Friday, July 20, 2012

Add Lions of Little Rock to My Newbery List

A week ago my friend and blog partner Karen met for lunch and a trip to our favorite book store, Cover to Cover in Columbus, Ohio.  As always the book discussions with Sally and Beth were informative and fun.  All 4 of us agree that the Newbery folks will have their work cut out for them this year.  It seems like every new book I read I add to my list of Newbery hopefuls, and the most recent, The Lions of Little Rock by Kristin Levine is no exception.

The story takes place in 1958, one year after the familiar story of the Little Rock 9.  Most of us know the story of the nine heroic African American students who broke the color barrier of Central High School in Little Rock, Arkansas, but author Kristin Levine decided to use the following year for her story setting.  What a brilliant idea, there is a whole new tone to the city of Little Rock, and the tension makes for a great backdrop for a dramatic story.

In 1958 the school board voted to close the Little Rock high schools to avoid "race mixing" as it was described.  For the family of Marlee Nisbitt the school board could not have made a more impactful decision.  Marlee is in junior high, so she will attend school, her older sister Judy attends one of the high schools so her dreams of college could be on hold as she enters her senior year.  Mr. and Mrs. Nesbitt both teach at the high schools so they will be going to work, but there won't be any students to teach.  Not only is the family schedule impacted by the decision, but their reactions to it are just as mixed up.  They are torn on their beliefs about what is the right thing to do.  Marlee, the main character of the story, gets thrown into the middle of it when her new friend Liz just stops coming to school one day under some very mysterious circumstances.

In addition to being in the middle of the beginnings of the Civil Rights movement, Marlee is also on the cutting edge of the space race and the role of girls when it came to studying math and science.  Marlee is a sort of selective mute.  She is able to speak and does in comfortable situations, but talking to people she doesn't know or in front of the class is difficult for her.  The one place she feels a bit comfortable is in math class, where she excels.  Fortunately for her, the new math teacher is an encouraging young man who has no stereotypes when it comes to numbers, he just sees skill and intelligence, not gender.  He encourages Marlee's love of numbers even working with her at lunch when she's uncomfortable in the cafeteria, to study algebra.

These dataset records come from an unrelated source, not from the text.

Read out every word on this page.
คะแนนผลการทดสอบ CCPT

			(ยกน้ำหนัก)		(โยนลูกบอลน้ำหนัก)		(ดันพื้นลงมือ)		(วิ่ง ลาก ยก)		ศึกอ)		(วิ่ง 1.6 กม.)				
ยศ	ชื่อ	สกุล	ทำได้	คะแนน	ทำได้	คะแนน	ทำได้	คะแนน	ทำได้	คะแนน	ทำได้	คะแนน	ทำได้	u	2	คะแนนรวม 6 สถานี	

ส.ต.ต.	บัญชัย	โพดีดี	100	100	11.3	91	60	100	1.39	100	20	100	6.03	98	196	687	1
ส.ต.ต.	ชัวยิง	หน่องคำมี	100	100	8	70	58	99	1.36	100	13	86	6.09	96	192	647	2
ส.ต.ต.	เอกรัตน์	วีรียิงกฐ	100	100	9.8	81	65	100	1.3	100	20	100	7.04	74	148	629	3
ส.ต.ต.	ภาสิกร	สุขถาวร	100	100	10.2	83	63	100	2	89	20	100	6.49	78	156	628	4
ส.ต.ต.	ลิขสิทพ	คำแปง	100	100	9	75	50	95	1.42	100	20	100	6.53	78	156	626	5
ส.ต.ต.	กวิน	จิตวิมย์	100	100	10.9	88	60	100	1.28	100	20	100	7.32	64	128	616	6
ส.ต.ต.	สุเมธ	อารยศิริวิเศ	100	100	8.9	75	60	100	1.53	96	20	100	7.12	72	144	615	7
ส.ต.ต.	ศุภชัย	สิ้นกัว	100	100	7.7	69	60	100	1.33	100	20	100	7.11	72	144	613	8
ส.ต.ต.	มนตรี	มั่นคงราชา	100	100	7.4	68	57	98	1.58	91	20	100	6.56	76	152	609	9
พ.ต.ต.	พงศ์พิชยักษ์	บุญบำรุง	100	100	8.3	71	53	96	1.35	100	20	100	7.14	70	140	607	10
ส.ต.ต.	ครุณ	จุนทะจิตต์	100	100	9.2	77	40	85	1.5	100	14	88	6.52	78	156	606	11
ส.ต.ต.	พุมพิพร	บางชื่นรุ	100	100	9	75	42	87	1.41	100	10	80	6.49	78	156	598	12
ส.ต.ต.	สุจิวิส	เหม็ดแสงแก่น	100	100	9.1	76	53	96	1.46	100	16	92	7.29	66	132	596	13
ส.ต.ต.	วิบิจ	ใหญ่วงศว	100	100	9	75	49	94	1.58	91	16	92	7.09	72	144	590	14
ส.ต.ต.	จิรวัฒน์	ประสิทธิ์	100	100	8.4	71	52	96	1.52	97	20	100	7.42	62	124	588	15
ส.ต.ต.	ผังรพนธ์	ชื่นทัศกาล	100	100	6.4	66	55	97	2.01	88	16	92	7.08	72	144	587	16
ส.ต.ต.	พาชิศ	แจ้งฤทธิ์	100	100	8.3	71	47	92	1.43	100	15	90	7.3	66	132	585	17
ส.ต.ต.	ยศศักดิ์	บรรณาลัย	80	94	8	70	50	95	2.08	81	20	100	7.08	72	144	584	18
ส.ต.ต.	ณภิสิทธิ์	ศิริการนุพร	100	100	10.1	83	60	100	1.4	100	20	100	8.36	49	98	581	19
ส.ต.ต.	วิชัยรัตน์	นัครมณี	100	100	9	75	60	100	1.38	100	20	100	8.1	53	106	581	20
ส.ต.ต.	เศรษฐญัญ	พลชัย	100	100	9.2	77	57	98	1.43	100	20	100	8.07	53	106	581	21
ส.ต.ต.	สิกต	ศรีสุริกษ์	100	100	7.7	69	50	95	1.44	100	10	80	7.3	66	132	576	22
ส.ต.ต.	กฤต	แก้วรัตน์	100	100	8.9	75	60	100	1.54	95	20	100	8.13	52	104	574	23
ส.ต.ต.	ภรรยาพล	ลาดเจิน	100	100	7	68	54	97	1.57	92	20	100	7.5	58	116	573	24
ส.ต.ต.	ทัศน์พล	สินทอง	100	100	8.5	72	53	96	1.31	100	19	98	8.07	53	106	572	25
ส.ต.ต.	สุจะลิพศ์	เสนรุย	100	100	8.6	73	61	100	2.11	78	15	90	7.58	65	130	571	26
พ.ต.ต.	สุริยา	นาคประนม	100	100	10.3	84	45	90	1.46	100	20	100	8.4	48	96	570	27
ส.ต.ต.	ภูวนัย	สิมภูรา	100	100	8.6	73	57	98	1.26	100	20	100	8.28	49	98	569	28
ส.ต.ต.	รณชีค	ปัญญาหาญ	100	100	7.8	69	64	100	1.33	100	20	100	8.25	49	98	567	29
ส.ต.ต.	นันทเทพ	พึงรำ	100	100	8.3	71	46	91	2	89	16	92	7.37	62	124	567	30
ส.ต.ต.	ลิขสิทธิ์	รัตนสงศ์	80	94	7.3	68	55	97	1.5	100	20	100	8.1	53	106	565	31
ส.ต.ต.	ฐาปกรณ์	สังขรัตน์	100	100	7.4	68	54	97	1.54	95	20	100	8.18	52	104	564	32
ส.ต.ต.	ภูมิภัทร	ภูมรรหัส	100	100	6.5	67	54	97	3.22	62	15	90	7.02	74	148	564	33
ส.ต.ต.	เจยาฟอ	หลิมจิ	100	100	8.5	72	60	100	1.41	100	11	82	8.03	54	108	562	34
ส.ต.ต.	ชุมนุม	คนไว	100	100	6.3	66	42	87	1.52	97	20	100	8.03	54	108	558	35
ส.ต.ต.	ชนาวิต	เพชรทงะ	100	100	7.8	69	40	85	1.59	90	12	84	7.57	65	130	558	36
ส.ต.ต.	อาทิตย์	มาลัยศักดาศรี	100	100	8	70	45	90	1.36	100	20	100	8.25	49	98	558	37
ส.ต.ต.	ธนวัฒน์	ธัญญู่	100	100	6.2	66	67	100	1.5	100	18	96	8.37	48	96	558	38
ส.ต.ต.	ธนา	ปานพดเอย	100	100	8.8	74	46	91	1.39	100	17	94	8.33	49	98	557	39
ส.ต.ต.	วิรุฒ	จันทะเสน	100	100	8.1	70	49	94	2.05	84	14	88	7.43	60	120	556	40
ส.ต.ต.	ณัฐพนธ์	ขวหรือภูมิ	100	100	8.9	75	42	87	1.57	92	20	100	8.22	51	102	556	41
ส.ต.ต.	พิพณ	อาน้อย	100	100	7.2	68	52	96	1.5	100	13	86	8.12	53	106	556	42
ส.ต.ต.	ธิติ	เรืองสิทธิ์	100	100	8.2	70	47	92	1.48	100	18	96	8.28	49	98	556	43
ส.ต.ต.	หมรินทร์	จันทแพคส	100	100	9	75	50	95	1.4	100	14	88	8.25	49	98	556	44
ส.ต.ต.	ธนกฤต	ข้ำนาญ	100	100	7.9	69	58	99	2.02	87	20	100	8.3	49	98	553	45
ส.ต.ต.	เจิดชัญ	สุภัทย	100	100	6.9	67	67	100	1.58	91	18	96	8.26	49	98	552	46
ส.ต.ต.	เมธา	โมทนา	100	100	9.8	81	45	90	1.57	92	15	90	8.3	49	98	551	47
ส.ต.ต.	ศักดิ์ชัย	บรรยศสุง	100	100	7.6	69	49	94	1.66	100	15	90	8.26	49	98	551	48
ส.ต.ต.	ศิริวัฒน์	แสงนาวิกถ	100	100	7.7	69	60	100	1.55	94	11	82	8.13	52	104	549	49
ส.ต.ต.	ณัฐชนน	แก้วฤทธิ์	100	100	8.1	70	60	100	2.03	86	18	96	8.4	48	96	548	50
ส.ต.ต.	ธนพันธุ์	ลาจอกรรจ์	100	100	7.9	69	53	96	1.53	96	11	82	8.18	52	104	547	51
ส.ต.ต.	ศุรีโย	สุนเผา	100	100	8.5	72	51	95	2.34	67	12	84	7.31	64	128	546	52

Through all of these historical events and changes in our country, author Kristin Levine creates some incredibly memorable characters.  Of course Marlee is the heroine of the story.  From the beginning when she is afraid to go off of the high dive, to the end where she stands up in the face of adversity the reader can't help but cheer for her.  Marlee is strong and inspiring.

Liz, the new girl at school, who is there one day and gone the next helps Marlee come out of her shell and understand her own strength.  In the face of horrible adversity, Liz works with Marlee and encourages her to speak in front of the class for a class project.  It also helps Marlee stand up to her "friend" Sally, a girl bully and Red, the son of a racist town leader.  Liz is in a tough spot, caught between two worlds and it puts her in a dangerous place.  Through it all, she and Marlee remain friends, meeting secretly, writing letters and talking on the phone.  Together they become more than either would have become on their own.

I'm adding The Lions of Little Rock to my Newbery list that also includes The One and Only Ivan, Wonder, The Mighty Miss Malone and Three Times Lucky.  Hopefully my luck continues reading the 2012 titles.


  1. Thanks for another great title! I am caught up with your Newbery watch list so now I am headed off to the library to request this new title.

  2. This is one of my favorite summer reads....a really exceptional book.